Она распотрошила все походные сумки; она укутала мужчину в походный плащ, и ей удачно попалась под руку фляга с равнодушным к любому холоду самогоном. Сначала она хлебнула сама, а потом — вынудила хлебнуть Лаура; он вполне ожидаемо подавился, но из-под его опухших, воспаленных век на мгновение показались теплые синие радужки.
Самогон ее неплохо развеселил. Было странно смеяться — и одновременно плакать, сидя под чужой перевернутой лодкой, на чудом уцелевшем кусочке берега; было странно смеяться, вспоминая лорда Сколота, и убитого на озере Талера, и господина Кита, напоследок пожелавшего непременно ее спасти. Интересно, прикидывала она, какого черта ему понадобилось, чтобы я — именно я — выжила? Или это была его последняя помощь лидеру Сопротивления — помощь, которую он, по крайней мере, мог еще оказать?

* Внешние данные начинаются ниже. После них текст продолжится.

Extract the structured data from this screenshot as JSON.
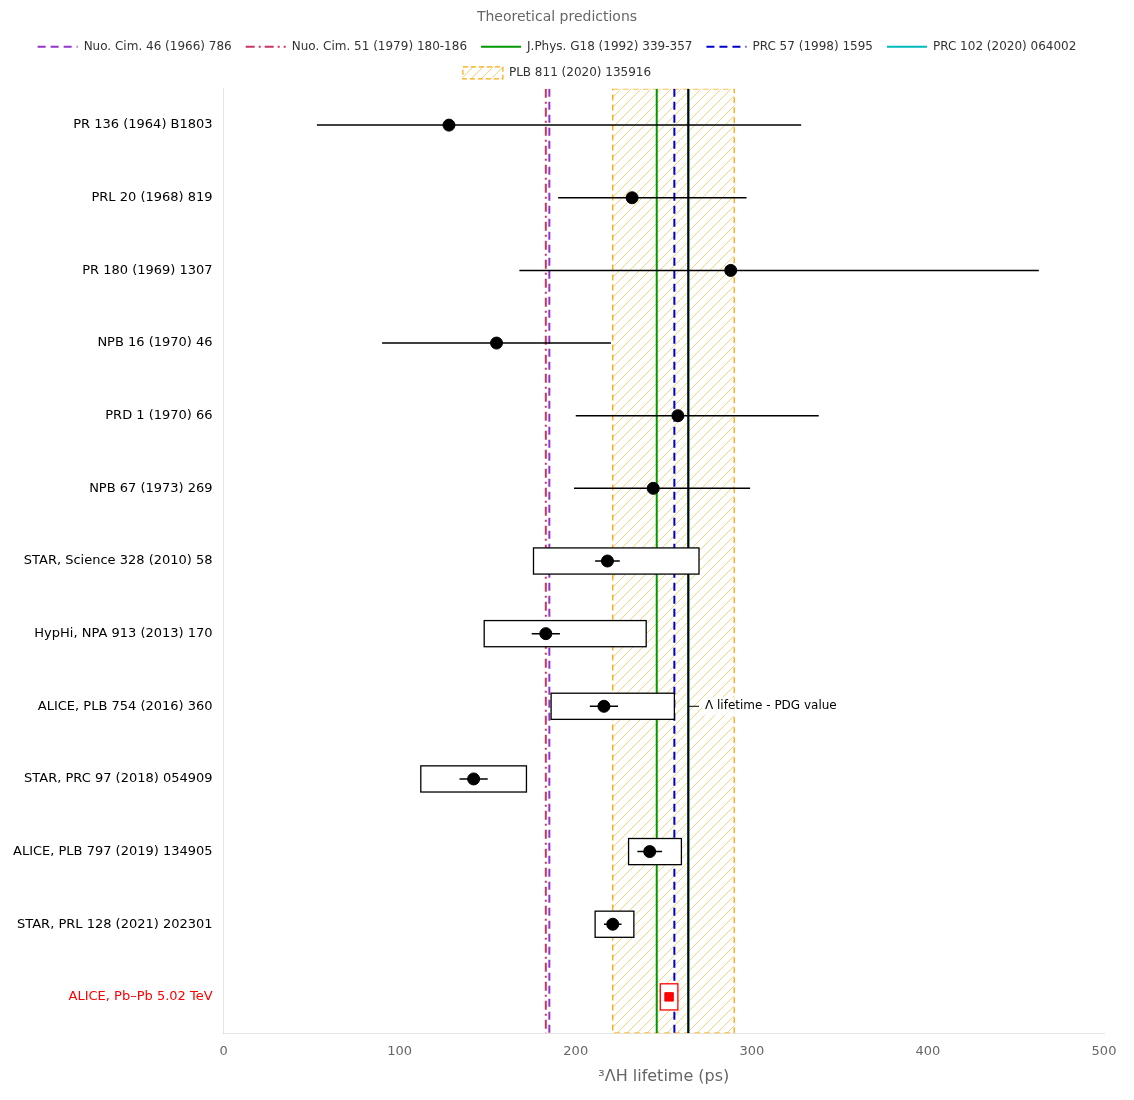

Светало медленно. Солнце будто не хотело вылезать в яркие небеса; а небеса обезумели, и наравне с ним под низкими облаками горели звезды.
У тонкого силуэта маяка вились покинутые людьми чайки. Лойд посчитала их покинутыми, потому что они кричали, и ломали крылья об ветер, и танцевали у железной чаши с карминовым огнем. Но ни одна — Дьявол забери, ни одна — не посмела вцепиться в его крышу, не посмела присесть, и ни одна не улетела прочь, к полутемным улицам. Прошел, наверное, час, и белые птицы умчались к империи Сора.
Полдень принес девушке долгожданное тепло, и она вылезла на свет, и прошлась по лужам, тихо шлепая подошвами. В походной сумке у нее было вяленое мясо, но она решила, что не будет, ни за что не будет его есть. Еда понадобится Лауру, если он, конечно, не умрет — и не бросит ее тут, у брюха океана, у брюха неба, совсем забывшего, каким оно должно быть. Еда понадобится Лауру, если он, конечно, не умрет — и ей не придется копать могилу ножом, как, бывало, приходилось Эредайну, уплывшему на Харалат вместе со своей женой.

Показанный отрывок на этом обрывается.